Eine Hommage
an Leica
Ich habe über viele Jahre mit unterschiedlichen Kamerasystemen gearbeitet. Sony, später Canon. Kameras, die ich mochte und schätzte. Meine Canon 5D Mark IV war zuverlässig, leistungsstark und vertraut. Auch ihre Nachfolger der R Reihe überzeugten mich technisch. Und doch blieb mit der Zeit ein leises Unbehagen. Der Wechsel von Bajonetten, das Adaptieren der Objektive, die nötigen Kompromisse. Funktional war das alles, aber es fühlte sich nicht konsequent an. Mir fehlte Beständigkeit.
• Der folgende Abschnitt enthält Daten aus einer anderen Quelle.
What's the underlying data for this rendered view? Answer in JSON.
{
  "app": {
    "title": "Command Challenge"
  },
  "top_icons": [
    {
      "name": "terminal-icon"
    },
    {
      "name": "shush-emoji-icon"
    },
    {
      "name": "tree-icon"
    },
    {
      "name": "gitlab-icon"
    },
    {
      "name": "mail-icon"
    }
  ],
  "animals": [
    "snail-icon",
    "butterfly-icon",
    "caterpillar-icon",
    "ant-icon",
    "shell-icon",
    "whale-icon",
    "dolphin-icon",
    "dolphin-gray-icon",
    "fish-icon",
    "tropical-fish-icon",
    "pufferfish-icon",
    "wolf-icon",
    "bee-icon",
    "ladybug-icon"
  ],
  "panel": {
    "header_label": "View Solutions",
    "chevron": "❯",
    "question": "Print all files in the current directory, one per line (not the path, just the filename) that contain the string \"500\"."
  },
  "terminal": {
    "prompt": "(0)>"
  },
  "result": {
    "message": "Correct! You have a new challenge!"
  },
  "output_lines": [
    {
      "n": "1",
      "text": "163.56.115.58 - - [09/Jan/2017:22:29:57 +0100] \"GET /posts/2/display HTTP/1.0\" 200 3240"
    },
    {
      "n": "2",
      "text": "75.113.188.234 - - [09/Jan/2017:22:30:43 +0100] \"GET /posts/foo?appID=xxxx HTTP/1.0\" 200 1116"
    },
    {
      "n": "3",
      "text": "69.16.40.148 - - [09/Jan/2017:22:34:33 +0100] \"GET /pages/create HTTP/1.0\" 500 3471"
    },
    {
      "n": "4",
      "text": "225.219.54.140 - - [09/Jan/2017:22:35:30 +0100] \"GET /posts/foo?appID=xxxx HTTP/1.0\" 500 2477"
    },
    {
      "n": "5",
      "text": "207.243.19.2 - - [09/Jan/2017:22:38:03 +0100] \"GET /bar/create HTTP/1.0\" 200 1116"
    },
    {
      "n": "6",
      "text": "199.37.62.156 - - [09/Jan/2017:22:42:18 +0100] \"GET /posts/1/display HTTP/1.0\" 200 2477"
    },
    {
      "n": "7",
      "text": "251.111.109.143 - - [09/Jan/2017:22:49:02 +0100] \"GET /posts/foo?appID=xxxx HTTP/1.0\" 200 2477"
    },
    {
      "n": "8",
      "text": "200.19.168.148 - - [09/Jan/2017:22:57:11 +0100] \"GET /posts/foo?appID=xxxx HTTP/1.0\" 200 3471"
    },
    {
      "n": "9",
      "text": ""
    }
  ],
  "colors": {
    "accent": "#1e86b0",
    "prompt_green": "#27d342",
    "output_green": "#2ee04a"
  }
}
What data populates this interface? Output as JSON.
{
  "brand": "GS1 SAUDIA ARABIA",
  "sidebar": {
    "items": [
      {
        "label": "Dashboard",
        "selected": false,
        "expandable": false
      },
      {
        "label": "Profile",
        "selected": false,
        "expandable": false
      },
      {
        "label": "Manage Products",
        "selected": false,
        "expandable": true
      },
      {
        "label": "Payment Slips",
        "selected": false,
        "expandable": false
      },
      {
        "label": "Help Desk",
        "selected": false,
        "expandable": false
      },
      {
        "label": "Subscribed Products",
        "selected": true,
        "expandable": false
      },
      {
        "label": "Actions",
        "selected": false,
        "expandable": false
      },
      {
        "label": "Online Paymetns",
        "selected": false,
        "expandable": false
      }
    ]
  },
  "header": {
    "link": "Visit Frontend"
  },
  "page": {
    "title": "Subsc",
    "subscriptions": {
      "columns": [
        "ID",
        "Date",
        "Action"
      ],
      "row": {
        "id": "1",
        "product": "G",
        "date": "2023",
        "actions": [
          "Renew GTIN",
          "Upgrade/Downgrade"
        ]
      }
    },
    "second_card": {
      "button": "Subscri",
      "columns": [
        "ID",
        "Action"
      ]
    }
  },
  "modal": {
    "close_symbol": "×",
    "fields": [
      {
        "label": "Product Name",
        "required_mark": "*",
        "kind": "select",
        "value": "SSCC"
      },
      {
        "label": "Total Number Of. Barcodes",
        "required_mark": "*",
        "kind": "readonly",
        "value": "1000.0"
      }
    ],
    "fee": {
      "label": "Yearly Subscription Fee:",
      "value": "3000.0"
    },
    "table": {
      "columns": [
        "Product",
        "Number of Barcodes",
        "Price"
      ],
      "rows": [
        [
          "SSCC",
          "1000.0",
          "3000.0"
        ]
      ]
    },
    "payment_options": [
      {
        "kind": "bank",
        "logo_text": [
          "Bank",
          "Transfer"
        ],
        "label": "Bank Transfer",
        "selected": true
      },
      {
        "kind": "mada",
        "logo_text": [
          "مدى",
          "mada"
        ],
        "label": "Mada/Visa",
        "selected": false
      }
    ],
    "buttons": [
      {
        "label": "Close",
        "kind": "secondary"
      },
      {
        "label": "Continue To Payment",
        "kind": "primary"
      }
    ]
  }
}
Größe und Gewicht meiner Ausrüstung nahm ich lange in Kauf. Sie gehörte zum Arbeiten dazu. Erst nach und nach merkte ich, dass sie mich bremste. Ich nahm die Kamera immer seltener mit und begann, Momente zu verpassen. Genau das widersprach meinem Verständnis von Fotografie.
Also suchte ich nach einer Kamera, die man einfach dabei hat. Einer, die nicht geplant werden muss. Zunächst blieb ich meiner damaligen Marke treu und entschied mich für eine kompaktere Lösung. Vernünftig, solide, aber nicht das, wonach ich suchte.
Dann hielt ich eine Leica Q2 in den Händen. Kein großer Augenblick, eher ein stiller. Aber etwas blieb hängen. Ein Gefühl, das nachwirkte. Ich begann, mich intensiver mit Leica zu beschäftigen. Ich las, sah Videos, tauchte tiefer ein. Und landete zwangsläufig bei der M.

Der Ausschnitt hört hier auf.